Wheeler, who also held a community meeting to address the city’s budget for the 2022-23 fiscal year, said, “Shootings in Portland and other cities have become a regular part of news cycles, but this violence and the loss cannot be normalized. There is nothing normal about resolving interpersonal conflict with a gun. We as a society must put an end to this culture of violence.”
But in the new budget proposal there are no new positions created for PPB patrol officers. Chief Chuck Lovell asked for more than 60 of those positions.
The mayor’s proposed budget does include more public safety specialists — the non-sworn officers who reply to non-emergency calls.
And he reiterated the importance of the Community Safety Team and the Focused Intervention Team.
“The Community Safety Team of 22 officers, sergeants, lieutenants, focused on investigation and follow-up,” he said. “We funded and created the Focused Intervention Team. … This budget makes significant steps in the community to go along those investments.”
His tweet about gun violence was in response to the school shooting in Uvalde, Texas last week. He calls for stricter regulations around guns to reverse a trend of rising gun violence across the country.

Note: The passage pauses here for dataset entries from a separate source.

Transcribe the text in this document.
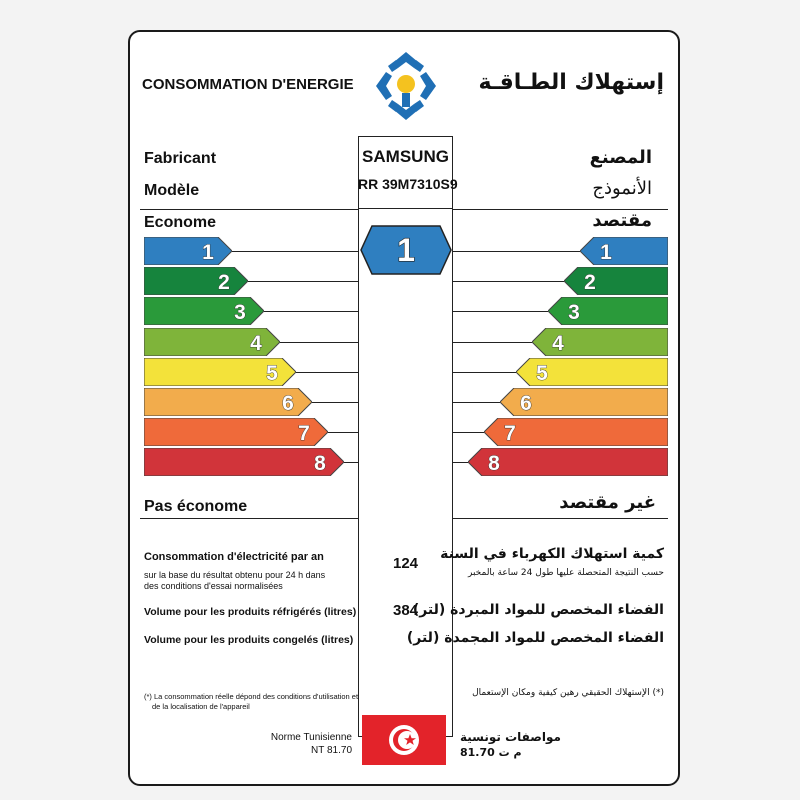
CONSOMMATION D'ENERGIE	إستهلاك الطـاقـة
SAMSUNG
RR 39M7310S9
Fabricant	المصنع
Modèle	الأنموذج
Econome	مقتصد
1	1
2	2
3	3
4	4
5	5
6	6
7	7
8	8
1
Pas économe	غير مقتصد
Consommation d'électricité par an
sur la base du résultat obtenu pour 24 h dans
des conditions d'essai normalisées
124
كمية استهلاك الكهرباء في السنة
حسب النتيجة المتحصلة عليها طول 24 ساعة بالمخبر
Volume pour les produits réfrigérés (litres)	384
الفضاء المخصص للمواد المبردة (لتر)
Volume pour les produits congelés (litres)	الفضاء المخصص للمواد المجمدة (لتر)
(*) La consommation réelle dépond des conditions d'utilisation et
de la localisation de l'appareil
(*) الإستهلاك الحقيقي رهين كيفية ومكان الإستعمال
Norme Tunisienne
NT 81.70
مواصفات تونسية
م ت 81.70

But for what he can control, Wheeler believes his budget for the next fiscal year is the right approach.
“As an elected official I have an obligation to invest in community-based intervention and prevention strategies. I have an obligation to invest in policing,” the mayor said. “I have an obligation to make sure that our community partners, whether it’s the district attorney or others, are doing their part to hold people who engage in this activity accountable.”

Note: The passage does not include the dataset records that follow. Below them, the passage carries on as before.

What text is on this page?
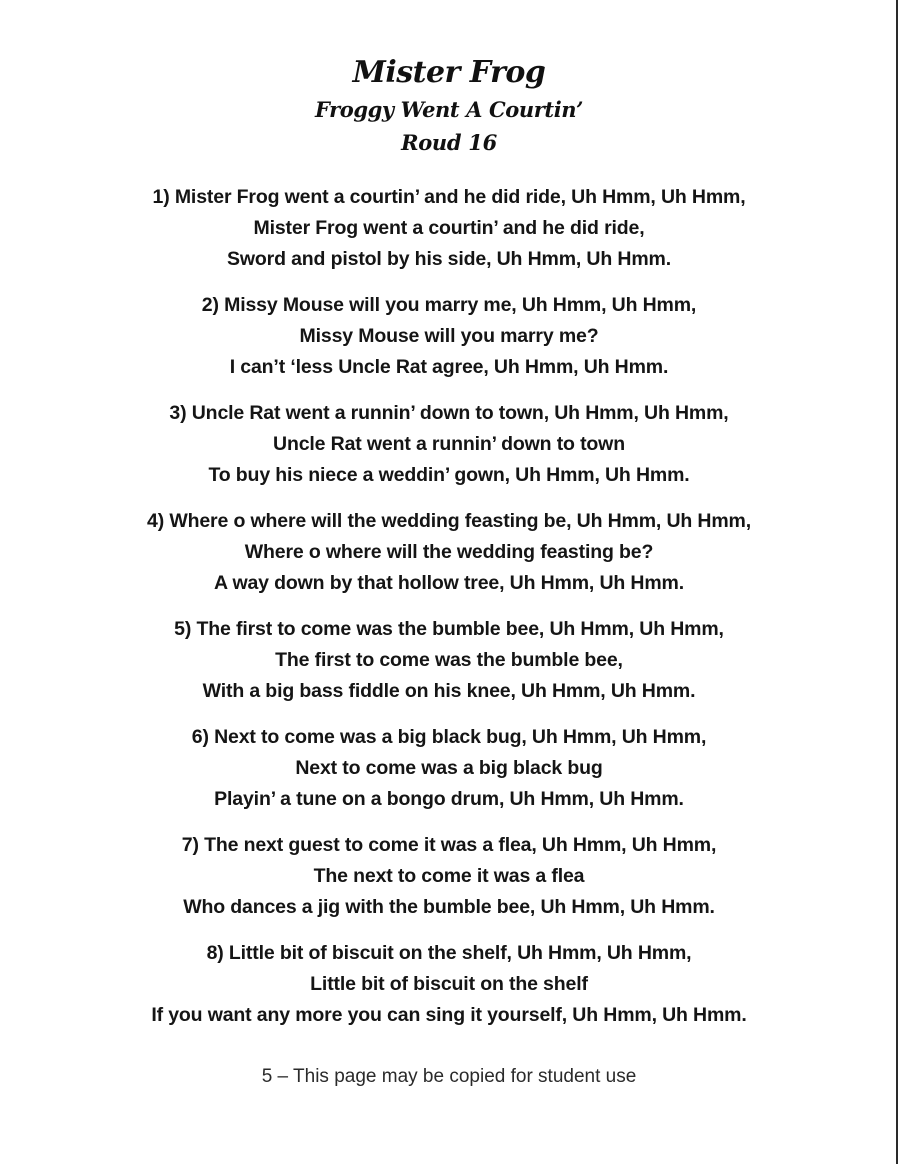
Mister Frog
Froggy Went A Courtin’
Roud 16
1) Mister Frog went a courtin’ and he did ride, Uh Hmm, Uh Hmm,
Mister Frog went a courtin’ and he did ride,
Sword and pistol by his side, Uh Hmm, Uh Hmm.
2) Missy Mouse will you marry me, Uh Hmm, Uh Hmm,
Missy Mouse will you marry me?
I can’t ‘less Uncle Rat agree, Uh Hmm, Uh Hmm.
3) Uncle Rat went a runnin’ down to town, Uh Hmm, Uh Hmm,
Uncle Rat went a runnin’ down to town
To buy his niece a weddin’ gown, Uh Hmm, Uh Hmm.
4) Where o where will the wedding feasting be, Uh Hmm, Uh Hmm,
Where o where will the wedding feasting be?
A way down by that hollow tree, Uh Hmm, Uh Hmm.
5) The first to come was the bumble bee, Uh Hmm, Uh Hmm,
The first to come was the bumble bee,
With a big bass fiddle on his knee, Uh Hmm, Uh Hmm.
6) Next to come was a big black bug, Uh Hmm, Uh Hmm,
Next to come was a big black bug
Playin’ a tune on a bongo drum, Uh Hmm, Uh Hmm.
7) The next guest to come it was a flea, Uh Hmm, Uh Hmm,
The next to come it was a flea
Who dances a jig with the bumble bee, Uh Hmm, Uh Hmm.
8) Little bit of biscuit on the shelf, Uh Hmm, Uh Hmm,
Little bit of biscuit on the shelf
If you want any more you can sing it yourself, Uh Hmm, Uh Hmm.
5 – This page may be copied for student use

Wheeler tried to increase the PPB budget last year but the rest of the City Council did not agree.
The mayor noted a few weeks ago that hiring police officers has been a challenge for the bureau. That’s where public safety specialists can help with patrol officers’ workload on non-emergency priorities.
Wheeler has 4 priority areas for the 2022-23 fiscal year: Community safety, livability, homelessness and economic recovery. The meeting Tuesday focused on making Portland’s city center livable and workable again.
“The city has to be clean. It has to be litter free. It has to be graffiti free. We have to show we are making a committment to getting people off the streets quickly and humanely,” Wheeler said.
That money came in the Fall Budget Update with more money to the Impact Reduction Program. More than 30 homeless camps have been removed every week since April.
“A key part of recovery is giving people the confidence that if they go to the central city it will be clean, it will be safe, it will be activated in a way they have a positive experiences so we have an opportunity here,” he said.
The budget plans will be voted on June 17.